I numeri di Milano continuano a crescere, quest'oggi nell'intera provincia sono stati registrati 1.053 casi, mentre nella sola città 515 contagi. Numeri ai quali si aggiunge l'aumento dell'indice di contagio Rt che nella città metropolitana di Milano è da due giorni sopra 2, così come ha comunicato il sindaco di Milano Beppe Sala al termine del vertice in Prefettura sull'aumento dei contagi.

Bisogna capire dove nascono i contagi per poter intervenire

"Dal mio punto di vista per capire dove intervenire bisognerebbe sapere dove nascono i contagi", ha spiegato il primo cittadino ai giornalisti. Tanti i temi affrontati durante l'incontro al quale ha partecipato anche Ats che ha fornito i dati aggiornati sui contagi nella città di Milano, il professore Massimo Galli e il virologo Fabrizio Pregliasco: tra questi anche quello dell'aumento dei ricoveri in ospedale, della didattica a distanza e del trasporto pubblico. "La situazione preoccupa negli ospedali, è evidente che preoccupa la tendenza – ha spiegato – oggi 72 persone sono in terapia intensiva e alcuni mesi fa erano 1500. Ma la tendenza, la crescita è veloce e bisogna agire in fretta".
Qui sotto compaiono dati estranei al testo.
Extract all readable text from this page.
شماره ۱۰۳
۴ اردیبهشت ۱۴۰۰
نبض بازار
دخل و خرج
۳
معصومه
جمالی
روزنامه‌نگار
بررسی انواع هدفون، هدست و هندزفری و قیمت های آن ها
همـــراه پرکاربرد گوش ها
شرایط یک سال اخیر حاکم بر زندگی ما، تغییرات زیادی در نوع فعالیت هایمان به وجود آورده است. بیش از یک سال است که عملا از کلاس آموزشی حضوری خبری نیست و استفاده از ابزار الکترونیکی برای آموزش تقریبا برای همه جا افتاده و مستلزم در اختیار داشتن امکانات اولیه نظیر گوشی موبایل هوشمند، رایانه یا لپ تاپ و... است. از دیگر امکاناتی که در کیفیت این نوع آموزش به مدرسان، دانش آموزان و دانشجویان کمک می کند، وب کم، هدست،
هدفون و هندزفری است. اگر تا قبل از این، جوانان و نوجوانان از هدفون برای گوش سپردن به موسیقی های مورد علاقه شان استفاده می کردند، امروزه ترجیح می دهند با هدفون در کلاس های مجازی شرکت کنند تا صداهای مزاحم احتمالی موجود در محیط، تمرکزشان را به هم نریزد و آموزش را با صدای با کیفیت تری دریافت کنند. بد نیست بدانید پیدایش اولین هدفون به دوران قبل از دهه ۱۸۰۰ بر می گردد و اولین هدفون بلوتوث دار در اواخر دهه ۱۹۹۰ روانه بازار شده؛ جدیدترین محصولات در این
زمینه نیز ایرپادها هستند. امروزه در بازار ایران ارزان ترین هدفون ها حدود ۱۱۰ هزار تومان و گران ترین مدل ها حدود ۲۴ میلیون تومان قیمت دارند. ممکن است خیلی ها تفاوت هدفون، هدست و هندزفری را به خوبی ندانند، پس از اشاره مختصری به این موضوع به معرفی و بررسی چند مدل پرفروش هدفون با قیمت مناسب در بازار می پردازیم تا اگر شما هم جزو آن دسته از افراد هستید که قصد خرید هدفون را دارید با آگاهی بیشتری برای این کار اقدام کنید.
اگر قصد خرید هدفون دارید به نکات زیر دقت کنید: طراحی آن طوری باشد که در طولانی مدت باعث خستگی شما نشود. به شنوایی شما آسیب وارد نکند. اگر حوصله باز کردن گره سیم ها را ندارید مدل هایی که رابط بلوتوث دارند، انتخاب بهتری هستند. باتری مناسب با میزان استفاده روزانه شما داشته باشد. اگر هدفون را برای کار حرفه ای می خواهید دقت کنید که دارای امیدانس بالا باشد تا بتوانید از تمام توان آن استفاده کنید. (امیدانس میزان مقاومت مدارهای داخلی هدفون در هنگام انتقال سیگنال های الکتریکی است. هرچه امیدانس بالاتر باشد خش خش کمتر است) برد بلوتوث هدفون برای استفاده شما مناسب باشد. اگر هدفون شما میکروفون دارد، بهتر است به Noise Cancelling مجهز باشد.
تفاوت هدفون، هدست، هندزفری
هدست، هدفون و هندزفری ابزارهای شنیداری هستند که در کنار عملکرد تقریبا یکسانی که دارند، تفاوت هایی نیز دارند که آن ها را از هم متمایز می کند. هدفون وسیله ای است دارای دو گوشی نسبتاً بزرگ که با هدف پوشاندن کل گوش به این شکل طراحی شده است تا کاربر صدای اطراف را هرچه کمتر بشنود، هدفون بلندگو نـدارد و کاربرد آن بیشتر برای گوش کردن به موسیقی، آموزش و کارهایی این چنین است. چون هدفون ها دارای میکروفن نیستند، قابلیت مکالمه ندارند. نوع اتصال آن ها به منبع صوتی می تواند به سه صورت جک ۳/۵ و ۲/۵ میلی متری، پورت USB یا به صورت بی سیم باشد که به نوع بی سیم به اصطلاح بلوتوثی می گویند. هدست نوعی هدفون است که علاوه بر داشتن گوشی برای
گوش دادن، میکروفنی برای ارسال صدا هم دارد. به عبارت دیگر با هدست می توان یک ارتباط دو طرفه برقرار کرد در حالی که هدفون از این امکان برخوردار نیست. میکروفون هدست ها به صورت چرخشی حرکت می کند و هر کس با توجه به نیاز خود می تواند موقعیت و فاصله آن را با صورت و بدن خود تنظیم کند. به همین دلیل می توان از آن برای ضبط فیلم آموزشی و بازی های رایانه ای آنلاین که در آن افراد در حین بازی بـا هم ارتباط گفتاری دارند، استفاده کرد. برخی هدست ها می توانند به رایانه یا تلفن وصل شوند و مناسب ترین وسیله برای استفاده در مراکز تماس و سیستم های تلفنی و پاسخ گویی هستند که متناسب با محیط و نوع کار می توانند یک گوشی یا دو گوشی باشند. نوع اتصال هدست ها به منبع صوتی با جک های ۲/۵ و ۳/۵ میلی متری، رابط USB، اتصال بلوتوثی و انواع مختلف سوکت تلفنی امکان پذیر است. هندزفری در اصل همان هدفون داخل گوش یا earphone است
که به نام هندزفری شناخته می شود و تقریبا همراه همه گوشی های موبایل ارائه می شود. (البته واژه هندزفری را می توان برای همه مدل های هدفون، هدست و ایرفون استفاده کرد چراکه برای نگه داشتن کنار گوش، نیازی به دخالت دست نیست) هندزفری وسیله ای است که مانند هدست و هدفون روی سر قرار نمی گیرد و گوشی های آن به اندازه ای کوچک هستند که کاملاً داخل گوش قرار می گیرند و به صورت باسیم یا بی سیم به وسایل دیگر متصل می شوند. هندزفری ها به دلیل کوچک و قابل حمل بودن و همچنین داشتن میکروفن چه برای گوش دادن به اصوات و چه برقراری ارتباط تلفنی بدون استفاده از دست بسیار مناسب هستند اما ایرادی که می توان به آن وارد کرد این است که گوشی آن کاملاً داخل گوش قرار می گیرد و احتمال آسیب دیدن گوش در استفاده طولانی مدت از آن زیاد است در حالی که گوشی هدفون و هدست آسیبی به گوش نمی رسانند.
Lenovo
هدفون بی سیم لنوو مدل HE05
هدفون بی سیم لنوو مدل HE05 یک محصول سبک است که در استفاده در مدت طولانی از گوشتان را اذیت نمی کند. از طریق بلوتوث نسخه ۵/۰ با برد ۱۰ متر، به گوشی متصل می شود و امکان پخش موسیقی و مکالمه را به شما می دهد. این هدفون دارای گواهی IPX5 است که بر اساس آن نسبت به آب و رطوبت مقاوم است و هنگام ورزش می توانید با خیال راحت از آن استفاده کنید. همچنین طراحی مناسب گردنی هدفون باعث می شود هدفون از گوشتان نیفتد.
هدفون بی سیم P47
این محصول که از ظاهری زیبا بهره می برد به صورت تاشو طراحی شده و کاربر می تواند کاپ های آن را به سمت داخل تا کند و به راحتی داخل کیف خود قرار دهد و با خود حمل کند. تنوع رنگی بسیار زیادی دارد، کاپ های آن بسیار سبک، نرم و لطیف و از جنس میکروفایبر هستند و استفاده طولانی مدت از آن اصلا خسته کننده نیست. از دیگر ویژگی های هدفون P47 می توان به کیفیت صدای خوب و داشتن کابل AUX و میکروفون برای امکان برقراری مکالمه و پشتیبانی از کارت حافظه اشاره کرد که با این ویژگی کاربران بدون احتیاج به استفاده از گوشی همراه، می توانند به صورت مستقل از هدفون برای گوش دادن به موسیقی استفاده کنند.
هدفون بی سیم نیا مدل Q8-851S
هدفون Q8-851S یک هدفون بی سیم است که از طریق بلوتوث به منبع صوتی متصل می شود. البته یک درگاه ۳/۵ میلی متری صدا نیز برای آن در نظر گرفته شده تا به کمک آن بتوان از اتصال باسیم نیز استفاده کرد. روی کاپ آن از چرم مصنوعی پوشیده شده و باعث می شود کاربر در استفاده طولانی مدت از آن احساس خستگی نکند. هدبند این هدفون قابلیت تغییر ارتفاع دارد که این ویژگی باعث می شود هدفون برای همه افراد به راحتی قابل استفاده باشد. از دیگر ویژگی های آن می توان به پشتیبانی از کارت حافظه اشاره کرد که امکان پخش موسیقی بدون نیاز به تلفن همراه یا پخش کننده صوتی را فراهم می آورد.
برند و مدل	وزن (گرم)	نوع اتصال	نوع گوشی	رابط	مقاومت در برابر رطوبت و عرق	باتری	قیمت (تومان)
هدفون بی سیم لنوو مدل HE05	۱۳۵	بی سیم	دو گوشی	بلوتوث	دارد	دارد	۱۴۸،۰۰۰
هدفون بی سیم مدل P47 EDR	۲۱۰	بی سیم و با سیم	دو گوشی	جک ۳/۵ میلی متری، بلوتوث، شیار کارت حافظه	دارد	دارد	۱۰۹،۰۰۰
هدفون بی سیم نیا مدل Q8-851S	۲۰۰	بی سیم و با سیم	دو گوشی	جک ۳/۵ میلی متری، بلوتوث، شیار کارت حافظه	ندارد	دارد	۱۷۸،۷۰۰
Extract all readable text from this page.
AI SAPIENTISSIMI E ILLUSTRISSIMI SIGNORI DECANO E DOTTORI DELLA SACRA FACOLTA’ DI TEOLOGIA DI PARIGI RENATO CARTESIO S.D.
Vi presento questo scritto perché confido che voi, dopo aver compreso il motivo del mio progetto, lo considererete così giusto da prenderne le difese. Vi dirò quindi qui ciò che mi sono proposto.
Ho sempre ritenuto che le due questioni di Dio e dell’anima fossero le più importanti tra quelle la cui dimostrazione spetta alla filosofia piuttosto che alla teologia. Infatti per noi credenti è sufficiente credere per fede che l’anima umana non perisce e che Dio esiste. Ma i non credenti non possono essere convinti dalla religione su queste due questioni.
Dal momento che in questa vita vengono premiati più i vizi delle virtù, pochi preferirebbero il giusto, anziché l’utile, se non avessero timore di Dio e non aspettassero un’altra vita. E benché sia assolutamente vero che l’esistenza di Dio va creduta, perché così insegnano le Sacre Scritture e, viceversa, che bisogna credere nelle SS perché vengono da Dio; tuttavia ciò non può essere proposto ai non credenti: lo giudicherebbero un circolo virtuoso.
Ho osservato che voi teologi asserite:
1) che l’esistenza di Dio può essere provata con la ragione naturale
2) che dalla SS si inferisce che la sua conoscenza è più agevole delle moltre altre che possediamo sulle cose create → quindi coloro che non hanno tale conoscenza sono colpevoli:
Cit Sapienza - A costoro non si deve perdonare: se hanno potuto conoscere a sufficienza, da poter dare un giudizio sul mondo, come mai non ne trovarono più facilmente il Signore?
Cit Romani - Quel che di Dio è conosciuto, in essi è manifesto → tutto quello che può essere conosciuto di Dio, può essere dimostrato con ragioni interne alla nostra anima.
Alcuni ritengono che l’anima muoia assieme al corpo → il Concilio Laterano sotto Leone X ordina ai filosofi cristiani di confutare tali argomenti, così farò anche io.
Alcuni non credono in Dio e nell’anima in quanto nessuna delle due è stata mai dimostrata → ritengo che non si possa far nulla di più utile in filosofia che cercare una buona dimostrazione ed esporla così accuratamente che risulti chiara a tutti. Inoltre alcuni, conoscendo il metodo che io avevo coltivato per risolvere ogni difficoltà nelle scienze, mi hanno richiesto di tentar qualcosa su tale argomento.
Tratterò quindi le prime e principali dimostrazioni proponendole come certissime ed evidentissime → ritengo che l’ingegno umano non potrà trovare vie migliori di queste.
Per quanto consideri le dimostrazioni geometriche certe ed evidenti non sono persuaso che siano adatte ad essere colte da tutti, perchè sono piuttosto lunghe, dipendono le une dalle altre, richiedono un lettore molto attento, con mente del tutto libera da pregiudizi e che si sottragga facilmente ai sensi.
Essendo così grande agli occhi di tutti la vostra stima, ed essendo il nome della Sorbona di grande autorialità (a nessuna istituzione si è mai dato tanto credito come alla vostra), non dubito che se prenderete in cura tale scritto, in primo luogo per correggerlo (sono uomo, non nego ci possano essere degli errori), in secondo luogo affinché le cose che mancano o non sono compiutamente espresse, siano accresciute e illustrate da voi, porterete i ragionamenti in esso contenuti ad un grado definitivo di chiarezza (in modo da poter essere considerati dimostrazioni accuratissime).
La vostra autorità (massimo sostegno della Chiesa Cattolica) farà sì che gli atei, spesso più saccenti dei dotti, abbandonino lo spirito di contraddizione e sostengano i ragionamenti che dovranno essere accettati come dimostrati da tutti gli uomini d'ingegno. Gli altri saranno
Non ci sono evidenze che i contagi avvengano sui mezzi di trasporto pubblico

"Ho sollecitato lo sforzo di regione Lombardia perché quello che ci hanno detto a gran voce è che le persone non arrivino in ospedale o ci arrivino, ove necessario, il prima possibile – ha continuato Sala – quello che ci hanno detto oggi tutti è che nel momento in cui cambi il livello di chiusura, il risultato lo hai dopo due settimane. Non credo che oggi si debba andare contro un intensificazione della chiusura ma bisogna intervenire in fretta". Infine Sala ha chiarito in merito ai trasporti pubblici che, nonostante sia il tema che preoccupa maggiormente i cittadini, non ci sono elementi che possano indicare che è proprio su bus, tram e metro cittadini che avvengono i contagi.